Testing the absence of putative truncal mutations in the infiltrative margin (representative case SP52). (A) We detected single nucleotide variants (SNVs) using joint-sample variant calling from whole-exome sequencing (WES). We selected SNVs that had cancer cell fraction ($\text{CCF})\hspace{0.17em}\ge \hspace{0.17em}0.8$ in all tumour mass samples (T1, T2, …) and the same CNA status across all T samples. We call these ‘putative truncal’ SNVs. If cancer cells in M developed from T, then these mutations are ‘truly truncal’ and should be detected also in M. However, calling these mutations in the margin might be confounded by the low purity of margin samples. (B) From read counts of selected SNVs, we train for every sample a beta-binomial model of expected variant allele frequency (VAF), accounting for tumour purity and copy number status. This model describes, for each such SNV, the expected number of reads with the variant allele as a function of sample purity (i.e. we can predict how many mutant reads we expect to find in a sample like M, at purity 5%). (C) We use deep-sequencing data from targeted panels TES1 and TES2 to identify which putative truncal SNVs were not detected in the margin sample by any assay (missing SNVs). Based on the beta-binomial trained model, we created a statistical test for the null hypothesis that these mutations are truly truncal in the tumour (and hence present also in M) but remain undetected in M due to low purity. (D) Based on the expectation and the depth of coverage achieved for each tested mutation, we can calculate a P-value under the null. Rejecting the null means that we have evidence for the fact that these SNVs are not truly truncal, and that they are missing in the margin. This provides further evidence that the margin is ancestral to the tumour mass.

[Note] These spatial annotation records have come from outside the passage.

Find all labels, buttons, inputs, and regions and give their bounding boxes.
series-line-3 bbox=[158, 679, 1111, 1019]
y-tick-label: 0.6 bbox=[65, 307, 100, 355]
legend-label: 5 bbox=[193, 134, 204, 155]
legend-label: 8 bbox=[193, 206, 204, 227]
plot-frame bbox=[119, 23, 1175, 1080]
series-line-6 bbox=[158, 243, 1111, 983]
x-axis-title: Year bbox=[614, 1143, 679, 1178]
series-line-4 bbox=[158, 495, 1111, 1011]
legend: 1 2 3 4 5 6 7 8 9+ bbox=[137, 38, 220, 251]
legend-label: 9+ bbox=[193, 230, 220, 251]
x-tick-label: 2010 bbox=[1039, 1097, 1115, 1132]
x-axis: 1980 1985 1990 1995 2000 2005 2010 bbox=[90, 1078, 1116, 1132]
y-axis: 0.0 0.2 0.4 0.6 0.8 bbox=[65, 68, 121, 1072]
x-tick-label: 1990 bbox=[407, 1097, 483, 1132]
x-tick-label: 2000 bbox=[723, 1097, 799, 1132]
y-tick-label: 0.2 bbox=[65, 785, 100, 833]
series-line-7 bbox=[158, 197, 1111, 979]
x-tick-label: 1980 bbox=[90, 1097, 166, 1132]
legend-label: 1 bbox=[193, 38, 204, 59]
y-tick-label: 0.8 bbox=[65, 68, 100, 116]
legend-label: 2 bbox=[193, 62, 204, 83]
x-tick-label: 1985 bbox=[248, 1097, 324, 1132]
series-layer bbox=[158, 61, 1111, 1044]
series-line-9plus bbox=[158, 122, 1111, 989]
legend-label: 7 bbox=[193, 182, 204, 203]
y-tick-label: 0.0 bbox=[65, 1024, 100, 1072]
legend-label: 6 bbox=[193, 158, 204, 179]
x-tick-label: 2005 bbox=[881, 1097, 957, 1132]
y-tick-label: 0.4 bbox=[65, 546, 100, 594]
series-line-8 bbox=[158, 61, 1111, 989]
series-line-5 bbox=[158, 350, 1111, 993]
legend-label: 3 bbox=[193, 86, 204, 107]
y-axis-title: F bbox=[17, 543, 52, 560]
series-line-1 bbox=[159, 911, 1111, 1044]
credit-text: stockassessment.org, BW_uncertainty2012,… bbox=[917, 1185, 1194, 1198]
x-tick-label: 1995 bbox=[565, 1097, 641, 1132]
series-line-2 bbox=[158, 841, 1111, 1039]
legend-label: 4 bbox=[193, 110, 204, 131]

The power of the test increases with higher coverage; we used a conservative setting of worst-case purity with $\mathrm{\pi }\mathrm{v}\mathrm{a}\mathrm{l}\mathrm{u}\mathrm{e}$ (1% tumour, 99% normal) for the test, and corrected it for multiple testing via Bonferroni.

Figure 5.

Phylogenetic reconstruction indicates residual disease subclones may arise early. Phylogenetic trees built with whole-exome sequencing (WES) data and excluding mutations that do not pass our test show the infiltrative margin sample at the top of the phylogeny, suggesting it contains cancer clones that occur early during tumour growth. In 6/11 samples the sub-ventricular zone (SVZ) appears as an early subclone as well. Often the phylogeny recapitulates the spatial structure of the tumour, where T1, T2, … T4 samples are taken in this order as the tumour resection extends deeper into the brain. Matched samples from M and SVZ in paired primary-relapse cases A23 and SP28 show the role of residual disease in the development of glioblastoma recurrence.